For the purpose of a challenge over on PPCG.SE I want to run programs (submissions) with a strict time limit. In order for those submissions not to waste their precious time with I/O, I want to run the following scheme:
- Submissions do their computation in an infinite loop (as far as they get) and register a signal handler.
- After 10 minutes
SIGINT
is sent, and they have one second to produce whatever output is necessary. SIGKILL
is sent to terminate the submission for good.

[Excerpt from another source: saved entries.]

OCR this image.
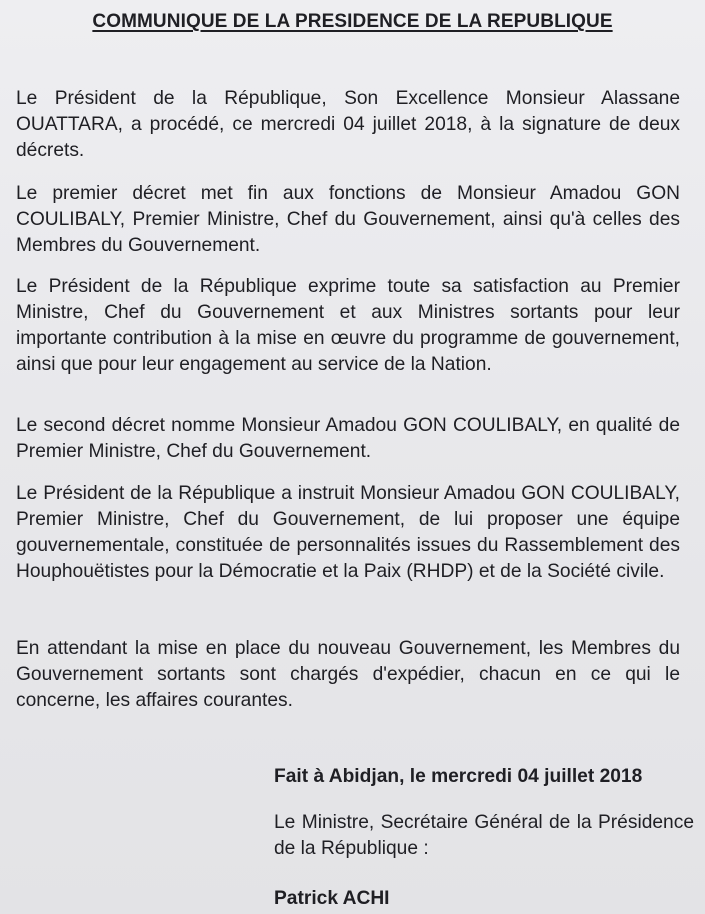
COMMUNIQUE DE LA PRESIDENCE DE LA REPUBLIQUE
Le Président de la République, Son Excellence Monsieur Alassane OUATTARA, a procédé, ce mercredi 04 juillet 2018, à la signature de deux décrets.
Le premier décret met fin aux fonctions de Monsieur Amadou GON COULIBALY, Premier Ministre, Chef du Gouvernement, ainsi qu'à celles des Membres du Gouvernement.
Le Président de la République exprime toute sa satisfaction au Premier Ministre, Chef du Gouvernement et aux Ministres sortants pour leur importante contribution à la mise en œuvre du programme de gouvernement, ainsi que pour leur engagement au service de la Nation.
Le second décret nomme Monsieur Amadou GON COULIBALY, en qualité de Premier Ministre, Chef du Gouvernement.
Le Président de la République a instruit Monsieur Amadou GON COULIBALY, Premier Ministre, Chef du Gouvernement, de lui proposer une équipe gouvernementale, constituée de personnalités issues du Rassemblement des Houphouëtistes pour la Démocratie et la Paix (RHDP) et de la Société civile.
En attendant la mise en place du nouveau Gouvernement, les Membres du Gouvernement sortants sont chargés d'expédier, chacun en ce qui le concerne, les affaires courantes.
Fait à Abidjan, le mercredi 04 juillet 2018
Le Ministre, Secrétaire Général de la Présidence de la République :
Patrick ACHI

However, submissions should have the option not to register a signal handler and just produce output in their own time.
I will run the submissions on Windows 8 and wanted to use Ruby to orchestrate this. However, I'm running into some trouble. I thought I'd be able to do this:
solver = IO.popen(solver_command, 'r+')
sleep(10*60)
Process.kill('INT', solver.pid)
sleep(1)
Process.kill('KILL', solver.pid)
puts solver.read
solver.close
However, the moment I send SIGINT
, not only the submission process but the controlling Ruby process immediately aborts, too! Even worse, if I do this in PowerShell, PowerShell also shuts down.
A simple Ruby "submission" to reproduce this:
puts "My result"
$stdout.flush
next while true
What am I doing wrong here? I feel that it's very likely I'm misunderstanding something about processes and signals in general and not Ruby in particular, but I'm definitely missing something.